This Article is From Apr 09, 2018

Weekly Nutrition Classes May Help Manage Type 2 Diabetes Better: Study

The findings indicate that simple, inexpensive dietary intervention may improve diabetes management.

Weekly Nutrition Classes May Help Manage Type 2 Diabetes Better: Study

Type 2 Diabetes is a chronic condition where your body does not use insulin properly. This insulin resistance results in sugar spike in the blood. According to a latest study, weekly nutrition classes may facilitate better Type 2 diabetes management. According to a research conducted by Physicians Committee for Responsible Medicine, a proper diet nutrition education is also an important factor in diabetes management, in addition to the medical prescriptions.

The study was recently published in the Journal of the Academy of Nutrition and Dietetics. For the study, the team had set up free classes in a private endocrinology office in Washington, D.C. After working hours, the team would set up chairs in the waiting room and conducted free nutrition classes for diabetes patients.

The findings revealed that the nutrition classes significantly improved their weight, blood sugars, and cholesterol levels. The participants were suggested two different diets and both of them proved during the 20-week study effective.

A low-fat, vegan diet and a portion-controlled eating pattern, made participants to consume less meat, less fat, and less cholesterol.

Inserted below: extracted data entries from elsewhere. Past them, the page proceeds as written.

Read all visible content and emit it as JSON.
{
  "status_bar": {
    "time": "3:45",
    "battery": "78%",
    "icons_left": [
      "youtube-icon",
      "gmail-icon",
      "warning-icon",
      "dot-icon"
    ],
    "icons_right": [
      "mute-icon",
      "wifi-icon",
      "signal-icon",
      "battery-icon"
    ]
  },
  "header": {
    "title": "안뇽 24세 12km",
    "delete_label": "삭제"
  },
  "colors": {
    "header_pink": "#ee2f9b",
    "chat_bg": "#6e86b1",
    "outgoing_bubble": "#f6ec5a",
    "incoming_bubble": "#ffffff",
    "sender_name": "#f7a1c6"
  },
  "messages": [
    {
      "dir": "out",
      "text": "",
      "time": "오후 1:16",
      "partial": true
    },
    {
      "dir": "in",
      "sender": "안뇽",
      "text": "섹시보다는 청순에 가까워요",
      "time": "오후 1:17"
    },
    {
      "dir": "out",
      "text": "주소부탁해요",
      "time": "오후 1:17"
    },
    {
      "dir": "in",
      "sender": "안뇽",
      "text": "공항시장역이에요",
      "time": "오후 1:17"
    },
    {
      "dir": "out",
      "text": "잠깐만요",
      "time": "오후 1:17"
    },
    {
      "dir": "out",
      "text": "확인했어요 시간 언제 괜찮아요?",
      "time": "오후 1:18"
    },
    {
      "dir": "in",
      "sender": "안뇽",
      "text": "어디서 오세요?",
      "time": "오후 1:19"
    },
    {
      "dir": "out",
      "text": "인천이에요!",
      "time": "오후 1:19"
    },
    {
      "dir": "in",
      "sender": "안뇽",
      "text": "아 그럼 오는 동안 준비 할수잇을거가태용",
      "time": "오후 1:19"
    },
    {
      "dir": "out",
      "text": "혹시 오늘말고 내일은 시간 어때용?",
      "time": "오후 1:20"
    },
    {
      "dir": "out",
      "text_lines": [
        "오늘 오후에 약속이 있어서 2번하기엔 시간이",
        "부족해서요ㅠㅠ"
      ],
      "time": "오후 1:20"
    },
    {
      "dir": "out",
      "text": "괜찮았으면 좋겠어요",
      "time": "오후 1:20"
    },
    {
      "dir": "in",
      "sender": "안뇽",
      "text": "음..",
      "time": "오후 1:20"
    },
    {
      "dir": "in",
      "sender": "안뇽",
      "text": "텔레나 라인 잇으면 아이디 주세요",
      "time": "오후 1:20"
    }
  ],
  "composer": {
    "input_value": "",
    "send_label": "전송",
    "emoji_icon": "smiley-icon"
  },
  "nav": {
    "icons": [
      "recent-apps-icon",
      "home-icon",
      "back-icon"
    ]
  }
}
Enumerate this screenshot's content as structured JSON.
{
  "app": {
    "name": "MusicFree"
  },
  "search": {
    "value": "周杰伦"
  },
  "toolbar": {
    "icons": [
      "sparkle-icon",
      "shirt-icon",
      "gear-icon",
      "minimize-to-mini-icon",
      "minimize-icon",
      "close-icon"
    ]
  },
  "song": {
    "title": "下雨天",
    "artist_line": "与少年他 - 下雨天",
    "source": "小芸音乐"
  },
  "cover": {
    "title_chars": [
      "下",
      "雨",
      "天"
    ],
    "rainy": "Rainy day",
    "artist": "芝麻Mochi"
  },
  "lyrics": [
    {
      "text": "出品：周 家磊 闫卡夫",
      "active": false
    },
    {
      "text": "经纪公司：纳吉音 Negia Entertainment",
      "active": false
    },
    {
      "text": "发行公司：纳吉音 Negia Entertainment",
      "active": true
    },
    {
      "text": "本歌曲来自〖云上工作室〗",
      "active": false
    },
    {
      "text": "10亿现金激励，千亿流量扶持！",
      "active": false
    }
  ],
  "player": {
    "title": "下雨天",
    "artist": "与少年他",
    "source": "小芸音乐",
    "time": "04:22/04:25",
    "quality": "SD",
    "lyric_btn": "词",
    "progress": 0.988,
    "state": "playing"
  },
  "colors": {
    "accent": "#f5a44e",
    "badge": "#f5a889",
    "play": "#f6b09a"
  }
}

The findings indicate that simple, inexpensive dietary intervention may improve diabetes management. The researchers believe that through these classes, patients can learn about healthy food changes, and can share tips, swap recipe ideas, and which can help so many people with their diabetes management.

Previous studies have reinforced how a healthy diet may not only help manage diabetes better but also have a healthy lifestyle. Plant-based diets, which are free of animal fat and cholesterol, are especially beneficial because they treat the root cause of type II diabetes by reducing fat inside the cells, which improves insulin function. Plant based diet also lower cholesterol, and aid weight loss.

Scientists said the even clinicians who are pressed for time can benefit from the exercise. If a one on one interaction is too taxing, offering group instruction to patients may be a more viable idea. For patients too, being in a group with same goals may make them more focused and less lured to cheat.